Reports that Yorkshire Ripper Peter Sutcliffe may eventually be released from prison have sparked outrage.

Keighley MP Ann Cryer said the serial killer should never be allowed to walk the streets again.

She spoke out yesterday following claims that doctors at top security hospital Broadmoor had told lawyers for Sutcliffe — who murdered 13 women and tried to kill seven others in the 1970s and 80s — that he was no longer dangerous.

If Justice Secretary Jack Straw agrees to classify him as low-risk, he could be moved to a medium security prison and eventually freed.

A Keighley woman, Anne Rogulskyj, was said to be the first surviving victim of the Ripper.

She was hit over the head with a hammer and had her stomach slashed open in an alleyway off Alice Street, Keighley, in July 1975. She was left slumped in a doorway with a gaping wound to her head and survived extensive surgery in Leeds General Infirmary, during which a steel plate was fitted to her skull.

Mrs Rogulskyj, who was living in Highfield Lane, Keighley, at the time of the attack, died last year, aged 75.

Mrs Cryer, whose late first husband Bob was Keighley’s MP at the time of Sutcliffe’s reign of terror, said: “I remember well the fear that all women felt then. They were scared to go out on the streets and I wouldn’t let my daughter, Jane, go out on her own. It affected a lot of people’s lives.

“Mrs Rogulskyj came to one of Bob’s advice surgeries some time after she had been attacked and she was still badly affected by what had happened to her.

“Sutcliffe should never be released.

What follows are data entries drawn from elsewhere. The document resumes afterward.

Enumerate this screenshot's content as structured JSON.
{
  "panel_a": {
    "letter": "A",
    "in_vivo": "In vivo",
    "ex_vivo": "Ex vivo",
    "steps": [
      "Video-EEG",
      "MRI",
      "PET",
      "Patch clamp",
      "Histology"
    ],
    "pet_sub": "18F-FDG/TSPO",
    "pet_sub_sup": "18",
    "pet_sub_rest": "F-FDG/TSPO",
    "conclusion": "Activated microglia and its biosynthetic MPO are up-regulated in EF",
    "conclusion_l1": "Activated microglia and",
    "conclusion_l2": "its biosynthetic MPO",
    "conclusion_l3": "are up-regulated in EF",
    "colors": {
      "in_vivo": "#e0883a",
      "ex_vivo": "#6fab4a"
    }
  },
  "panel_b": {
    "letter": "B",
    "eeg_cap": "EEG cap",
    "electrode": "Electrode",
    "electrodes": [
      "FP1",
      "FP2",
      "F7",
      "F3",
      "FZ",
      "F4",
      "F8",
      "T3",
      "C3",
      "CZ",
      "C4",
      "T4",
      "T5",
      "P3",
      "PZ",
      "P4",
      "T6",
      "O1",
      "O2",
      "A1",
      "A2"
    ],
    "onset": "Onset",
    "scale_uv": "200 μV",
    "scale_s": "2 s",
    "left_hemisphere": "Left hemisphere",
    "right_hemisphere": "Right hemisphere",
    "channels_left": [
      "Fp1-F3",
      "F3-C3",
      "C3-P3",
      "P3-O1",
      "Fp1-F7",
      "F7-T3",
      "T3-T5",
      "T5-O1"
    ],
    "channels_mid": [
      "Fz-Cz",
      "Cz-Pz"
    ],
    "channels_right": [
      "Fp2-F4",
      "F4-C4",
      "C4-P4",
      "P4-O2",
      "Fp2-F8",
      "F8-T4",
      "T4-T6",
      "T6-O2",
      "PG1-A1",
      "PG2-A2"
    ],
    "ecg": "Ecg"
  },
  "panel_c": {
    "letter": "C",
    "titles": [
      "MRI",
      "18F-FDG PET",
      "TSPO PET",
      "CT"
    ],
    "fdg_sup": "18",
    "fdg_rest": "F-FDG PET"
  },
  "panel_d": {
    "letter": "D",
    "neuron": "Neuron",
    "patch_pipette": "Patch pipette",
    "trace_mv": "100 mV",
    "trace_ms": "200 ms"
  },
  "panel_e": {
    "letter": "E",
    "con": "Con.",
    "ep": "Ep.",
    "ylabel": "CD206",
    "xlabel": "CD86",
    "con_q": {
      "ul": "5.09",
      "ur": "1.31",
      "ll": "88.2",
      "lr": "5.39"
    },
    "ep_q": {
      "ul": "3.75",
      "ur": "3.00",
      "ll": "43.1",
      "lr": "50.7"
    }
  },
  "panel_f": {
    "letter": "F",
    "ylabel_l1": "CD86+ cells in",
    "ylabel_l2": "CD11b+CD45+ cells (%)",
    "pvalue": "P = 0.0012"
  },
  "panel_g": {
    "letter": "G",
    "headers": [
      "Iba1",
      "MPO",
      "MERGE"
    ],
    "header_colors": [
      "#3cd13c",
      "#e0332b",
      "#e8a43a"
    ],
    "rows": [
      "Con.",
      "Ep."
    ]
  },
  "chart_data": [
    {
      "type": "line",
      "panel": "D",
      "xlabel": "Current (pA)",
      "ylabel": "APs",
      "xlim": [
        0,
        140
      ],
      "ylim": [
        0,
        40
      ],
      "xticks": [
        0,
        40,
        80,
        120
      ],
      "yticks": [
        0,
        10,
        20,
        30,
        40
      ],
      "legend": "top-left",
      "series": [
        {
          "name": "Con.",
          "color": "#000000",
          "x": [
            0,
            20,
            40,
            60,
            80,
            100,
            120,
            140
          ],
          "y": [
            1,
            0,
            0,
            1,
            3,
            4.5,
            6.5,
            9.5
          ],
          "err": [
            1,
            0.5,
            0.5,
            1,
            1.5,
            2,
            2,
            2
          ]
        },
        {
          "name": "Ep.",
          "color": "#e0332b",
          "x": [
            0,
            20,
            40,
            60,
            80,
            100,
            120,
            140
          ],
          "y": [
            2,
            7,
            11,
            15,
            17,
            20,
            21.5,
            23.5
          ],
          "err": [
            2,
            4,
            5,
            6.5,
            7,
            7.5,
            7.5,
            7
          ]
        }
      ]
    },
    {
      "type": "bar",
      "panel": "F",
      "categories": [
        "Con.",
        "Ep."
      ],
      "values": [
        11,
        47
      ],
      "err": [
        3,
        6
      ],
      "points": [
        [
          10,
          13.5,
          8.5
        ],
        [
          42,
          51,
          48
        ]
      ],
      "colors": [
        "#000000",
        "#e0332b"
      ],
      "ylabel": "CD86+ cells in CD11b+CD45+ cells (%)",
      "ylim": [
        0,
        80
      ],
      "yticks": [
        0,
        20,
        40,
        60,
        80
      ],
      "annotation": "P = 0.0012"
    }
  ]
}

If he’s considered less of a risk he could be moved to a non-hospital situation but must not be transferred to a lower-security institution.”

Sutcliffe, a lorry driver from Bingley, was sentenced to life imprisonment in 1981.

In 1992, Sutcliffe finally admit ted being responsible for an attack on Tracy Browne, of Silsden, and on a Bradford Irish student to the then Chief Constable of West Yorkshire Keith Hellawell. Tracy was aged 14 when she was attacked, in August 1975, with a hammer by Peter Sutcliffe on a lonely farm road at Silsden. She survived the attack when Sutcliffe was disturbed by an approaching car.

Justice Secretary Jack Straw last summer told Parliament that Sutcliffe could not be considered by the Parole Board for release while he was detained under the Mental Health Act.

But Sutcliffe’s lawyers want him to be declared sane so he can be transferred back to the prison system and a bid for his release can be made under the European Convention of Human Rights.

The new outcry followed reports that experts say he is fit be be released from Broadmoor.